Vegetation and land classification method based on the background noise rate of a photon-counting LiDAR

Opt Express. 2022 Apr 25;30(9):14121-14133. doi: 10.1364/OE.456447.

Abstract

The changing of vegetation is a sensitive signature of global warming, and satellite photon-counting laser altimeters provide an effective way to monitor the changing of vegetation. Based on the background noise difference between vegetation-covered areas and bare lands, we proposed a classification method to distinguish vegetation-covered areas from the raw photons measured by photon-counting laser altimeters in relatively flat areas. First, a theoretical noise model was established considering the influence of the sunlight incident direction and reflection characteristics of different surfaces. Second, the thresholds from the proposed theoretical model were calculated and tested to classify the along-track land-cover types for the Ice, Cloud, and Elevation Satellite-2 (ICESat-2) photon-counting laser altimeter.

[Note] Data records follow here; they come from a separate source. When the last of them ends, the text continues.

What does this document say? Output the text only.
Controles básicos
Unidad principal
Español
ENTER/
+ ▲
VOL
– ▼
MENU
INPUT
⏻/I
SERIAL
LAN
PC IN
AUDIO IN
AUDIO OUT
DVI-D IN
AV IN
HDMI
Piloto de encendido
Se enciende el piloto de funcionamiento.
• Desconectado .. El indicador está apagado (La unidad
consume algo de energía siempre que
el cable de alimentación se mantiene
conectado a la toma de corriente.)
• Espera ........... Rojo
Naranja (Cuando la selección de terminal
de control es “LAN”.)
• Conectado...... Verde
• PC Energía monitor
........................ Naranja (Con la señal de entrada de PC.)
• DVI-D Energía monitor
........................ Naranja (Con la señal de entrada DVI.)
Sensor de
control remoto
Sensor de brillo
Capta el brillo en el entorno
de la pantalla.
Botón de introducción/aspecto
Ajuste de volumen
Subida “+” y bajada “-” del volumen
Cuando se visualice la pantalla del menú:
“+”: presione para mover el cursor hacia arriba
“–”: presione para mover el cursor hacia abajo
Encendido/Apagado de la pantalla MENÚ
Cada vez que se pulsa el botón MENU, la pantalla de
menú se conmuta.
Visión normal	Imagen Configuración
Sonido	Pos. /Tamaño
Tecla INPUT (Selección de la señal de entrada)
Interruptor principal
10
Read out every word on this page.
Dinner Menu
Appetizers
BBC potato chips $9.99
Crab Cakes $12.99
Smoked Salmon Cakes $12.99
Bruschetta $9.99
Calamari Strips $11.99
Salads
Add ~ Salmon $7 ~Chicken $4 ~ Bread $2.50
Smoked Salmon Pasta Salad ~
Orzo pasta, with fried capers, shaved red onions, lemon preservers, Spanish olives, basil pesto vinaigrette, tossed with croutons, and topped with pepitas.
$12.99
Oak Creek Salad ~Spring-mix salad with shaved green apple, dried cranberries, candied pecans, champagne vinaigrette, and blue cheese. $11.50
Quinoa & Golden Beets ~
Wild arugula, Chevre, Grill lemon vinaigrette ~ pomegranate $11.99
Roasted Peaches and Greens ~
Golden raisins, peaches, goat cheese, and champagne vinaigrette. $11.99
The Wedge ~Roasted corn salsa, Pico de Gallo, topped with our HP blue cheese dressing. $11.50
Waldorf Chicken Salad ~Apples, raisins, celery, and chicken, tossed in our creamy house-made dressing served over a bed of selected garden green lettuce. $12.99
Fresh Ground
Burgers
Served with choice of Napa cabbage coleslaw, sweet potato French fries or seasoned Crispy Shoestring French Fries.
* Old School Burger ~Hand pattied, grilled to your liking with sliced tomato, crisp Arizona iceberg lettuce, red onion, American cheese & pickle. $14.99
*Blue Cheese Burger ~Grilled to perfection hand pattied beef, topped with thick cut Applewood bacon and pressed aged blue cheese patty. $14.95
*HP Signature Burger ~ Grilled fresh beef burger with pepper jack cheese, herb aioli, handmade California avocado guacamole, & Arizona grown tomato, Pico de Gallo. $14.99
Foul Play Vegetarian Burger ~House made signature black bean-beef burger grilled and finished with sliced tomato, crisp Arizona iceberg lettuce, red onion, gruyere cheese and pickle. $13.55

Then, the study areas near Seattle and Romania in summer were selected and the classification method was verified to achieve an overall accuracy of over 77% (the strong beam) and over 76% (the weak beam) for both thresholds and areas. Our method utilized the noise photons with vegetation canopy reflection information, which are enormous in quantity and easy to extract compared to the signal photons. More importantly, this method reduces the requirements of the optical images (that are used as prior knowledge). The results show that using the noise photons of the weak beam may be more potential for the classification of vegetation and land than using the signal photons of the weak beam. We extended the research on the mechanism and application of ICESat-2 in forestry.